The Gly-His-Lys (GHK) tripeptide is naturally occurring in the human body and is known for its roles in wound healing, tissue regeneration, and anti-inflammatory processes. While its regenerative properties are well-documented, the specific impact of GHK and its structural analogs on pain sensitivity and nociception (the processing of noxious stimuli by the central and peripheral nervous system) has been less thoroughly investigated. This study specifically aimed to evaluate the analgesic potential of GHK and how structural modifications affect its ability to modulate pain.
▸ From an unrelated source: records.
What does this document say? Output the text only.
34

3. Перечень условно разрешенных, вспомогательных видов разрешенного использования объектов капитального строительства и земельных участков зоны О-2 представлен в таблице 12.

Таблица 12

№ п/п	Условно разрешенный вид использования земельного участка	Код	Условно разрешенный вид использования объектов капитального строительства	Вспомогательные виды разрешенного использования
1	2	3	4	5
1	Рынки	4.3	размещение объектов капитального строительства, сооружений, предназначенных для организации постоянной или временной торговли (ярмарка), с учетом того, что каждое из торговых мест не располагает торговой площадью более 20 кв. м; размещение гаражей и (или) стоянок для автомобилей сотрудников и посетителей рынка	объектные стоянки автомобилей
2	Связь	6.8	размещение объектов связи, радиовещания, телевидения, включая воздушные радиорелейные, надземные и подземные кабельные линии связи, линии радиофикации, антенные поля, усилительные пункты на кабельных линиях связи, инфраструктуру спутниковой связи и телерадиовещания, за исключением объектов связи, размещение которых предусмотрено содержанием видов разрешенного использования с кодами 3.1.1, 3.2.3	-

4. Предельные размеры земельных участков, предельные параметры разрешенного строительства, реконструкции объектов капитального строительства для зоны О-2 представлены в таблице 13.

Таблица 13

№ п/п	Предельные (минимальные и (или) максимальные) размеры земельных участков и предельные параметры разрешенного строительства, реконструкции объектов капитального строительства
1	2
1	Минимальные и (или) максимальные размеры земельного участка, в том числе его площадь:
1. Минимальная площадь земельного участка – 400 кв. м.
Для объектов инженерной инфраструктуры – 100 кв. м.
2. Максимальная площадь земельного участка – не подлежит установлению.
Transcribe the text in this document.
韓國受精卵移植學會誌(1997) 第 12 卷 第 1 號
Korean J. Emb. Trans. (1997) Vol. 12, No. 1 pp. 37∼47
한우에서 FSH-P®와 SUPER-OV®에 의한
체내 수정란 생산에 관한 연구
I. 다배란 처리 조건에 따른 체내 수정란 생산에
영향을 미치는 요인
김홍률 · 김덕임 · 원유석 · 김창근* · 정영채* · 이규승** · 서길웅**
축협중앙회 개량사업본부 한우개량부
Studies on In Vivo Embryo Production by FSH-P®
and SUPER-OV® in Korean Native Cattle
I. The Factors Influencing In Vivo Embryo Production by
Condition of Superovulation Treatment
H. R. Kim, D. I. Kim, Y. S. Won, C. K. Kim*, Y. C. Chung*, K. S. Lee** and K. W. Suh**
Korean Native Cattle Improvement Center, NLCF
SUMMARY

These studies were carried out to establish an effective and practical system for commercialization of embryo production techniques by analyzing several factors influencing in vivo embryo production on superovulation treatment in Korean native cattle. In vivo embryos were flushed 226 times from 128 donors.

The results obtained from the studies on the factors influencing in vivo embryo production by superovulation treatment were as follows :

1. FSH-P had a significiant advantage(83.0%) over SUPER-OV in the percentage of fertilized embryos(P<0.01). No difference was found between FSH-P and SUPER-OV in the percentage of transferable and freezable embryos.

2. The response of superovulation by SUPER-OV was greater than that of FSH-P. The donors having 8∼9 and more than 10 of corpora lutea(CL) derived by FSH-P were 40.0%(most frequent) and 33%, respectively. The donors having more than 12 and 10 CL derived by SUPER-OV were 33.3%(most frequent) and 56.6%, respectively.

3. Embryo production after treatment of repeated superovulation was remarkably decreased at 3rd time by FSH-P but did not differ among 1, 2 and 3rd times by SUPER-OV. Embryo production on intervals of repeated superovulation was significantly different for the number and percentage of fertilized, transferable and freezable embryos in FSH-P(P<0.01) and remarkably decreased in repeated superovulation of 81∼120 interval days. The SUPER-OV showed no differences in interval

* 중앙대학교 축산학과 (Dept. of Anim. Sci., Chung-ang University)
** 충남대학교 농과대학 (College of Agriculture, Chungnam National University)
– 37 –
Intraperitoneal administration of Gly-His-Lys (GHK) consistently produced an analgesic effect across all tested doses. This was evidenced by a clear increase in the duration of the latent period of the paw-licking reaction in the hot-plate test. The most significant finding was that replacing L-lysine with D-lysine in the GHK molecule led to a significant weakening of this analgesic effect, even at the same high doses. Conversely, the attachment of D-alanine to either the N- or C-terminus of the GHK peptide not only abolished the analgesic effect but, surprisingly, resulted in the manifestation of algic (pain-inducing) effects. In these modified peptide groups, the duration of the paw-licking latent period was increased in almost all experimental groups of animals, reaching significant differences in some cases, indicating heightened pain sensitivity compared to controls.